Pidieron un préstamo para pagar los cuarenta mil duros que le costó y en 1965 abrieron las puertas. Amalia adecentó seis alcobas para los clientes -ahora son diez- habilitó un pequeño comedor junto al huerto, empezó a cobrar a seis pesetas la comida y aquello empezó a llenarse todos los días de gente. Sobre todo desde que se inventó el primer ‘self service’ de la provincia bajo el eslogan: “usted repita las veces que quiera, que le voy a cobrar lo mismo”. Paraban viajantes de ropa como Antonio el de los Atajuelos, el de los huevos, el del tabaco, el de Barcelona que traía manteles de hilo para los ajuares, el de Pastas Gallo de Granada, Ginés, que venía de Cartagena, con las mantillas para las Fiestas del Santo Cristo.

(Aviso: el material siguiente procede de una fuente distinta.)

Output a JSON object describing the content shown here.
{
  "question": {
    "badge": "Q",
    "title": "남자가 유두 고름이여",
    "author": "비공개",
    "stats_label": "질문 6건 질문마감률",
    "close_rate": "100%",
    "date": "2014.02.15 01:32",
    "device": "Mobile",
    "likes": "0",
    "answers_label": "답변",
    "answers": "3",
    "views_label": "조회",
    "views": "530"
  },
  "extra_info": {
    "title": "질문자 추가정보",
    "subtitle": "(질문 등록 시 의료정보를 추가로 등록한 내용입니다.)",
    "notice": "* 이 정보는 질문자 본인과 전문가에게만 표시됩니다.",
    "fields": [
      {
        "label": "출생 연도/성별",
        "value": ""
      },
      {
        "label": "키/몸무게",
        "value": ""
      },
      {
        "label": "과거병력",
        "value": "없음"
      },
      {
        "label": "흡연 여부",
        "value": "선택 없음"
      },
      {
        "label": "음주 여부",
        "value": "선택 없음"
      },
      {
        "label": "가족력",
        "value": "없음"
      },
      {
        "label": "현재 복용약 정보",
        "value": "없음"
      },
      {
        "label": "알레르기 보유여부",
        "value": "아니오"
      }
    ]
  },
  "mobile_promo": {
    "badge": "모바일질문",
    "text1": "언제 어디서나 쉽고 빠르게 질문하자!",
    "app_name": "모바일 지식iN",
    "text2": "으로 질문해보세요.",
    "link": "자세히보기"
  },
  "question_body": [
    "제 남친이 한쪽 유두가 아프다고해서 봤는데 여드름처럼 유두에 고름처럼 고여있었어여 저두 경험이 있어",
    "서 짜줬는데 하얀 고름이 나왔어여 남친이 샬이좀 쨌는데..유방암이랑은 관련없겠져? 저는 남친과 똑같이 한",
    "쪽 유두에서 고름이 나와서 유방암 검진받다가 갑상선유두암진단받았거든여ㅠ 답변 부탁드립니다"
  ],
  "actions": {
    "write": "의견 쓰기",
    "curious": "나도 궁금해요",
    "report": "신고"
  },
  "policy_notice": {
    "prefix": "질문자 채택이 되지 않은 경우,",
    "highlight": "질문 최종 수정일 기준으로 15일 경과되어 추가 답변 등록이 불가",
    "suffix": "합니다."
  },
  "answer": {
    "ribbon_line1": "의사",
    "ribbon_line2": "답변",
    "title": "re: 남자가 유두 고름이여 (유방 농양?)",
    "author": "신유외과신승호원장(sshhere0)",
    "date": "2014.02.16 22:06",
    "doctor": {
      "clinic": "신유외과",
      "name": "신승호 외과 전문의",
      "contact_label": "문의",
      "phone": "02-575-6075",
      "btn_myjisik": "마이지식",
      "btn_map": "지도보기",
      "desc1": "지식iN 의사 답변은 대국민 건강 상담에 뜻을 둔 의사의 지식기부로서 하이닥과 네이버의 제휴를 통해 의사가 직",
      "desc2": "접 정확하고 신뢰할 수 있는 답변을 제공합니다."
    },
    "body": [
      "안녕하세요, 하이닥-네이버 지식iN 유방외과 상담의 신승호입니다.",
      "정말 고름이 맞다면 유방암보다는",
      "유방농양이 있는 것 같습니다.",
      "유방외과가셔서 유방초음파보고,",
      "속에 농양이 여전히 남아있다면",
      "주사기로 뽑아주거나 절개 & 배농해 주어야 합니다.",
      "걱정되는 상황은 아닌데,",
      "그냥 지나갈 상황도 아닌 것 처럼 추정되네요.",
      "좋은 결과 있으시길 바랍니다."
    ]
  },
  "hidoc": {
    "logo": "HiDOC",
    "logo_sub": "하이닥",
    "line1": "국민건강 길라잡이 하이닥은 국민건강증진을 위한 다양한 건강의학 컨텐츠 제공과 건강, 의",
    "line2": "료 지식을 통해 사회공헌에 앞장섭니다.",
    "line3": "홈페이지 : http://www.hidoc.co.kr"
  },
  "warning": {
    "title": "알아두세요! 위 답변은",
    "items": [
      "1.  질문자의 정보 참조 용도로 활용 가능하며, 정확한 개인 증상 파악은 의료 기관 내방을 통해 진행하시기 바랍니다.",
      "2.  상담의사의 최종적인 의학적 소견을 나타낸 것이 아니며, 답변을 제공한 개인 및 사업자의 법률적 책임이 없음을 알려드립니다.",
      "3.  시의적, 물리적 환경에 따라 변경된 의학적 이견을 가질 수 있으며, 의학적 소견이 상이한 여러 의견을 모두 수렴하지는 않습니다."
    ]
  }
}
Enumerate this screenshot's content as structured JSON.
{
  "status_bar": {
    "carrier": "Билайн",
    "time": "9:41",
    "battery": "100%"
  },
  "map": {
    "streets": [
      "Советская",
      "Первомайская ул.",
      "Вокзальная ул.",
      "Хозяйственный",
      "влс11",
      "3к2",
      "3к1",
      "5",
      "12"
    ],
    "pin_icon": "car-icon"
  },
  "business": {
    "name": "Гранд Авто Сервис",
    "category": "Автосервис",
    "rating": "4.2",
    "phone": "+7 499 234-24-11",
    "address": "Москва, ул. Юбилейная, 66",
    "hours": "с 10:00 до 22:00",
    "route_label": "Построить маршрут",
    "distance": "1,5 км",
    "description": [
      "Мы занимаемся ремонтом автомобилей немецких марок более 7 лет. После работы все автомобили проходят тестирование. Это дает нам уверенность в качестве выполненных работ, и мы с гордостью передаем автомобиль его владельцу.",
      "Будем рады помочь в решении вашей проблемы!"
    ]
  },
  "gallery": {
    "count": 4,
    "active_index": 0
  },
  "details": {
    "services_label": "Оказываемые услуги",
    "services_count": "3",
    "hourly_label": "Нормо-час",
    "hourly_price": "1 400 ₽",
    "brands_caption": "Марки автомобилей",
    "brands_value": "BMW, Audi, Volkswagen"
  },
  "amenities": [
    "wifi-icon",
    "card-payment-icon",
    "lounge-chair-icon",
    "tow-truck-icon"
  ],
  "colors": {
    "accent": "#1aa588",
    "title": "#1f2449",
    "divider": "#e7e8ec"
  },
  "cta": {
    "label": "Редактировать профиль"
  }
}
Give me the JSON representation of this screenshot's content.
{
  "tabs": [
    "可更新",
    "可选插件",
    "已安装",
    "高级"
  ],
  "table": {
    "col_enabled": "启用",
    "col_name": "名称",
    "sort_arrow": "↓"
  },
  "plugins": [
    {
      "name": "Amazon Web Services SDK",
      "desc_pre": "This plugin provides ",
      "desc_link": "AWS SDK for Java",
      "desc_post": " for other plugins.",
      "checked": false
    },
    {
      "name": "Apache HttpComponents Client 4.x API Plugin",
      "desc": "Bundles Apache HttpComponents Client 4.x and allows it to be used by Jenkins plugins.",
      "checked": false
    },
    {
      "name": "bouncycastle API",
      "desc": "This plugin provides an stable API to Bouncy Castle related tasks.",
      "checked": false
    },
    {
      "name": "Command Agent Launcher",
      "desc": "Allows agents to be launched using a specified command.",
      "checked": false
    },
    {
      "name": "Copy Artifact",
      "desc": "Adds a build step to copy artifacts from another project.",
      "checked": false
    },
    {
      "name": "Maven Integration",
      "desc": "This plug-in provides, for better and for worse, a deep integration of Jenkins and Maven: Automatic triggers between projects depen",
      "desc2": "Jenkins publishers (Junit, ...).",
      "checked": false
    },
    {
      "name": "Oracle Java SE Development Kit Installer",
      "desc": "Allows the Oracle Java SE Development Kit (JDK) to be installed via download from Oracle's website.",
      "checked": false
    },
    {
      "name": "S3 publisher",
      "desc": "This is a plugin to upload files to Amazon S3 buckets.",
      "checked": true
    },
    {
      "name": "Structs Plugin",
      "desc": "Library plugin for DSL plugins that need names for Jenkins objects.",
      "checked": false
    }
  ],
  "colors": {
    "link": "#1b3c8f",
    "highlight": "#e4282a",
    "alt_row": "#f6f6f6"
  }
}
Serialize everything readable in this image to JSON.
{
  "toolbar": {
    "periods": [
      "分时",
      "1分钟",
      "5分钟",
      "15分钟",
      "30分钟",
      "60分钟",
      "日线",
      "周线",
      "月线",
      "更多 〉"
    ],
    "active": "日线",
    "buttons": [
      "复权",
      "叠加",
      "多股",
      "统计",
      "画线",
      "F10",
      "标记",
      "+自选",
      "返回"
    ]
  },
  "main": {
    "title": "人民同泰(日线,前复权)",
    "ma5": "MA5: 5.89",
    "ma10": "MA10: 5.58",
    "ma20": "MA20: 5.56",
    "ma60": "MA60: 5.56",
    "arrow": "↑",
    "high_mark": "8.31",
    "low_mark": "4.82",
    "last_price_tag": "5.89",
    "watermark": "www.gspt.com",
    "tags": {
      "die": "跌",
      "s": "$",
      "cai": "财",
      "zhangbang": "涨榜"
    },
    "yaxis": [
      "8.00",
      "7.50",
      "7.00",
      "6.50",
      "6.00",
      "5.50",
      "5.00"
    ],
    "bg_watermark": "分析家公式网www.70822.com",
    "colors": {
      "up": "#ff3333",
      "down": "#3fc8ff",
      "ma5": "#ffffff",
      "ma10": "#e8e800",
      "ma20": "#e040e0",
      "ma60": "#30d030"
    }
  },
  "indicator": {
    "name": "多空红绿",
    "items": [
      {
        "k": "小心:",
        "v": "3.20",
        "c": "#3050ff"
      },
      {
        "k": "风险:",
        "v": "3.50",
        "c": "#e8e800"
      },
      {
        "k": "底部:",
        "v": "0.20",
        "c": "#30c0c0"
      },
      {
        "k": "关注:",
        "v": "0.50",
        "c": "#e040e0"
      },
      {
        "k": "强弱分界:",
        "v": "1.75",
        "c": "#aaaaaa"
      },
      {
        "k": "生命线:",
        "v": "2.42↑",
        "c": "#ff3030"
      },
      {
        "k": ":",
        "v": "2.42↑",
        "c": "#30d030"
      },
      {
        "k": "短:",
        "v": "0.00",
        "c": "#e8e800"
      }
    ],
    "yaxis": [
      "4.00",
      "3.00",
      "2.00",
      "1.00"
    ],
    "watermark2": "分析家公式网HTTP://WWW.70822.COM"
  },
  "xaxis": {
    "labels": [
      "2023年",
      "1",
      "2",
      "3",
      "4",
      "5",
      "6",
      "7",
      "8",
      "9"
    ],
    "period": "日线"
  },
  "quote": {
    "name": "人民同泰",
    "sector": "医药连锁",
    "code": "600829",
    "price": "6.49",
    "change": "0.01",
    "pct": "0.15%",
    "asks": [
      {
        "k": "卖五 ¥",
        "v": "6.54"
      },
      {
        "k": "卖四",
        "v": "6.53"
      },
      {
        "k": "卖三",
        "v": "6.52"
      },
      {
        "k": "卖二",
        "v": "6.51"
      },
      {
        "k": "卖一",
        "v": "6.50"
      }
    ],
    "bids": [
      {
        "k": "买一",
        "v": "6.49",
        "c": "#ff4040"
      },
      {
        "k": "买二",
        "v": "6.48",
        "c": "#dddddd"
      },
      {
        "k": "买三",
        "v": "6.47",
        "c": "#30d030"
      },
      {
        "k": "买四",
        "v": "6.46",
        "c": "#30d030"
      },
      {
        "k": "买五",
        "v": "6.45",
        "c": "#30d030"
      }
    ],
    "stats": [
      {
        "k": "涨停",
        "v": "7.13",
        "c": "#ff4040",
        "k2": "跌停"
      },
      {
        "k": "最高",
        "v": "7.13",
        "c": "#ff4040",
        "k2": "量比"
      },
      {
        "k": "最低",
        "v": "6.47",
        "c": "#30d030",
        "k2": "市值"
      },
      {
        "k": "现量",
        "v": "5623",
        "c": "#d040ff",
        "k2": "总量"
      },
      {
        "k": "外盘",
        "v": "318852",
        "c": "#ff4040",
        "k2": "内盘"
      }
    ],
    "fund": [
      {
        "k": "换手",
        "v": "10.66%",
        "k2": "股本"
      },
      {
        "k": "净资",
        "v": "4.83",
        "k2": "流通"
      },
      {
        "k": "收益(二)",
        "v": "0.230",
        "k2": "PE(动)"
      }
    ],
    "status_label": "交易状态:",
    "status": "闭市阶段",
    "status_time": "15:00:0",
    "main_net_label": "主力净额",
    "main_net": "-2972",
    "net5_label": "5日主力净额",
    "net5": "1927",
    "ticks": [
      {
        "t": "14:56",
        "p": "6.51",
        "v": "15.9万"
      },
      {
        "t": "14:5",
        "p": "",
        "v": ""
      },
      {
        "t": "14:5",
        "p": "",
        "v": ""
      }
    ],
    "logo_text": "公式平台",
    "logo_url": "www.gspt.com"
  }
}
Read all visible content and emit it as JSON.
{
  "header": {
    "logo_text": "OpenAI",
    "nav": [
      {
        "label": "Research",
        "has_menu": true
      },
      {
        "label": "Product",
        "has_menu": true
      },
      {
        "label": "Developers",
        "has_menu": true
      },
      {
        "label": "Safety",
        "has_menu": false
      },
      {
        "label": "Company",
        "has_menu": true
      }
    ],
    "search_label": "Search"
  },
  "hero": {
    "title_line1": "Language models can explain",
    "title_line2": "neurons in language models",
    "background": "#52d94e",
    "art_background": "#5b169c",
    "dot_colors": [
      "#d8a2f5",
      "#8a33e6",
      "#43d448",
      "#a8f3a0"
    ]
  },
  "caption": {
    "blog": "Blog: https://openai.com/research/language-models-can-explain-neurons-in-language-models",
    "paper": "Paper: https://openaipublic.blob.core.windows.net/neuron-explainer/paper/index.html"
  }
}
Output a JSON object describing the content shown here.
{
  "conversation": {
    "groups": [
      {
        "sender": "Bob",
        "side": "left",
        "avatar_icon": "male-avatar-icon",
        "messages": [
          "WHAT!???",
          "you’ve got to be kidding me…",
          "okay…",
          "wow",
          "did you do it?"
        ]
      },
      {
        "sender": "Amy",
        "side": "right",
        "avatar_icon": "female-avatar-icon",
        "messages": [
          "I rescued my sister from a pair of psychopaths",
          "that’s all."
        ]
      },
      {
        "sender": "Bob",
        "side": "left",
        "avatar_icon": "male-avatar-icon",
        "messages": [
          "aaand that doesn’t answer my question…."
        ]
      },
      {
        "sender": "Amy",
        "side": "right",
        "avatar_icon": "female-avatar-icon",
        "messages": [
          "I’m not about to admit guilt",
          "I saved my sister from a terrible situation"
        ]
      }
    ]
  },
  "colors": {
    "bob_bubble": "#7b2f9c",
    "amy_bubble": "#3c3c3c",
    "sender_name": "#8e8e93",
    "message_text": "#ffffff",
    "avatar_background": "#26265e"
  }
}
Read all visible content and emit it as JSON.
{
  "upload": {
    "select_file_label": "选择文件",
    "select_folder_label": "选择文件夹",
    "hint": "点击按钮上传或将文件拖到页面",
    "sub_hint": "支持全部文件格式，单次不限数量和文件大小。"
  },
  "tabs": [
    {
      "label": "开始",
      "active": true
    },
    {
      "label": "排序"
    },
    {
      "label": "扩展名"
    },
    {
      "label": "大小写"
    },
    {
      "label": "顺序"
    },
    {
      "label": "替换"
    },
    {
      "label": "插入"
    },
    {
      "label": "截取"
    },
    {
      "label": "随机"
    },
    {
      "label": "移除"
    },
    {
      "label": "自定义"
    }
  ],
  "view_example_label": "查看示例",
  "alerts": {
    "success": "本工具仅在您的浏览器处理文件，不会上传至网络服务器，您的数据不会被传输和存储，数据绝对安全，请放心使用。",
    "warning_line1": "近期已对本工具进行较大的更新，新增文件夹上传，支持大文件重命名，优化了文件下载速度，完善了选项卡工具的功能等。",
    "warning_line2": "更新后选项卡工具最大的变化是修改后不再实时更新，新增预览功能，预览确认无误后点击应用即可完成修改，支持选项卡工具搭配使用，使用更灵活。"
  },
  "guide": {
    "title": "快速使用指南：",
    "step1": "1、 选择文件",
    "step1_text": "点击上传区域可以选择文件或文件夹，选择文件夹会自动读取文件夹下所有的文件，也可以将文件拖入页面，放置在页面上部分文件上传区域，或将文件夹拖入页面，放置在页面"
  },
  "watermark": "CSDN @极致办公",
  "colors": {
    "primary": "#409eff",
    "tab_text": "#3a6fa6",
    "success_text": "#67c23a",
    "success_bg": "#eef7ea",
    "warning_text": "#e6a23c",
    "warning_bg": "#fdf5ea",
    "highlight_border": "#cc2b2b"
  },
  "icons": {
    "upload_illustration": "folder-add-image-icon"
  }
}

Las recetas  de Amalia fueron creciendo como la levadura: arroz con caracoles y habas, berza, potaje de habichuelas, manitas de cerdo los domingos, boniatos endulzados, el manolito: una suerte de guiso de patatas carne y arroz que comían los pastores en el cerro. Tenía al lado de la pensión un corralillo donde la familia criaba conejos y marranos que después eran materia prima para sus guisos.



Un día hizo comida para más de cien y la Asociacion Talía la distinguió con uno de sus premios. Como el ministro Barrionuevo, cliente asiduo, que promovió y consiguió que le concedieran a la gran Amalia la Medalla al Mérito Turístico. Tiempos en los que se sucedieron los debates, entre palomos e indios, por la independencia de El Ejido de su matriz, muchos de ellos al amparo de un cocido y unas botellas de vino de Albondón y anís de Rute, en Casa Amalia. Los comensales entraban en la cocina como Pedro por su casa y levantaban las ollas como carpantas para oler esa gloria que cocinaba Amalia y después dejaban escrita una frase de agradecimiento en la servilleta.



En la placilla de la fonda había costumbre de despedir a los difuntos de cuerpo presente, mientras el cura les echaba un responso, pero los clientes no se sentían amedrentados por eso: el muerto al hoyo y el vivo al bollo.


Amalia nunca dejaba de trabajar -su nombre en árabe significa abeja del hogar- y solo cerró dos veces las puertas: cuando murieron su madre y su marido.


En su casa estuvieron Lola Flores y su hija, la Pantoja, Maria Dolores Pradera, los  Gemelos del Sur, Betty Misiego, Emilio el Moro y Rudy Ventura que entraba en la cocina a tocar la trompeta, mientras Amalia fregaba las sartenes donde había freído un choto con ajos. Y la llamaban de la radio para que explicara la receta del día y hacía un saco de buñuelos para los de la traca de las fiestas.  Amalia es una institución en Dalías, casi como el Casino, donde tanto bailó, antes de convertirse en monja de clausura en la cocina. Ahora, la eterna Amalia, ya no se pone el mandil, el negocio lo llevan sus hijos, pero los clientes se sienten más seguros cuando la ven, como al Cid en la batalla, aunque ya no pueda levantarse de la mecedora.